吉宗は自身の食事を1汁1菜にするなど、
率先垂範して、質素倹約に務めた。ひな人形
の寸法も制限するなど、相当な徹底ぶりだった。
当然、大奥にも手を入れた。大奥は将軍の子が
絶えないようにするための制度であった。将軍
お目見えの上臈御年寄から御広座敷まで15段階
にランキングされていた。最盛期には3000人
の女が仕えていた。吉宗が将軍に就いた時には、
約400人程度だった。3代将軍家光以降、13人
の正室は、4人しか子を産んでいない。しかも4
人とも早世しており、最高でも13歳までしか
生きていない。
女性は、白ければ白いほど美人に見えるという
風潮があり、乳房にも白粉を塗ったという。その
ため、白粉に含まれる水銀が将軍家の子の早死に
つながったと考えられる。正室には、身分が高い
皇族や公家の姫君が多く、子を生む体力がない
女性が多かった。そのため、体力のある民間女性
を大奥に仕えさせたのである。正室、側室も
すべて、30歳になったら将軍との夜のお相手
を辞退するという「御褥御免=おしとねごめん」
という年齢制限が設けられていた。
吉宗は、一方でハレ(非日常)も大切にした。
飛鳥山をアミューズメントパークにして、遊興の
場所を提供。矢場で弓を射る、土器を投げるなど、
庶民は大いに楽しんだ。出会いの場も設定し、
仮面を付けて踊る者、男装する女子、さまざま工
夫をして交流させた。桜を1300本植え、茶店
を出させ、雇用創出にも気を配った。
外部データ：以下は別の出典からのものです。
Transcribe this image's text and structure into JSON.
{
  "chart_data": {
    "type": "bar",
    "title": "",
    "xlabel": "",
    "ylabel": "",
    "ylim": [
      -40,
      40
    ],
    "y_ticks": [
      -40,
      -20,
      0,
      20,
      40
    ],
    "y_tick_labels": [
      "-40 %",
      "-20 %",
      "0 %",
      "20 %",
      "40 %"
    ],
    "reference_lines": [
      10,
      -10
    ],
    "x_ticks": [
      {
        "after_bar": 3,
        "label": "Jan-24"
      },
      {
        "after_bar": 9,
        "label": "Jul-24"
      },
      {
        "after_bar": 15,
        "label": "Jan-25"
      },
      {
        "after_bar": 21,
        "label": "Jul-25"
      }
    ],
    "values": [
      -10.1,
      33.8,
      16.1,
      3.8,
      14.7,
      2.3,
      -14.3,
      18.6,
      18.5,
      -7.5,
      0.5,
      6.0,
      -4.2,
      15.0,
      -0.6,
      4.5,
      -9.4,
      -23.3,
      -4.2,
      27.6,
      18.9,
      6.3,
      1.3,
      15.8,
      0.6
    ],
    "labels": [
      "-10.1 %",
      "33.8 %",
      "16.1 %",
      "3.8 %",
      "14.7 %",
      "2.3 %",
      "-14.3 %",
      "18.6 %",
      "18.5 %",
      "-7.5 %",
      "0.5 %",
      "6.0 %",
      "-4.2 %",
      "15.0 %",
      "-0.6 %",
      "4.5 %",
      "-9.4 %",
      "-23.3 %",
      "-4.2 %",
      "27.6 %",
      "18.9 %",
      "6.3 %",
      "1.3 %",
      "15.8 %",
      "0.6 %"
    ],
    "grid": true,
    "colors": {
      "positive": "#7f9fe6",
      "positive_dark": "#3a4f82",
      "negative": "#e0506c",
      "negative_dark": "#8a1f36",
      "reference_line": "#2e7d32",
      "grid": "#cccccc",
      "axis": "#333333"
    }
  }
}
吉宗自身も
ここで家臣らと酒を酌み交わし、鷹狩もしている。
吉宗は、好奇心が強く、新しもの好きだった。
広南国(ベトナム)から象を連れて来させ、
江戸で象に大行進をさせた。清涼殿の格子を
すべてはずし、中御門天皇に高覧座から見せた。
象が前足を上げて天皇に拝礼すると、「人の国
なる(他国)のけだもの(獣)みるがうれしき」
(江戸名所図会)と天皇が喜んだ様子を伝えている。
1平方キロメートルに6万人が暮らす(現在の4倍)、
世界最大の100万人都市江戸の繁栄を第一に考えた
将軍であった。
吉宗の最大の功績は、甘藷(サツマイモ)の栽培
によって飢餓を救ったことだ。儒学者青木昆陽に
サツマイモを食用として全国に普及させたのである。
栄養価が高く、腹持ちがいい。餓死者が激減した。
薩摩の船乗りが琉球から持ち帰ったことがきっかけ
となったので、ネーミングされた。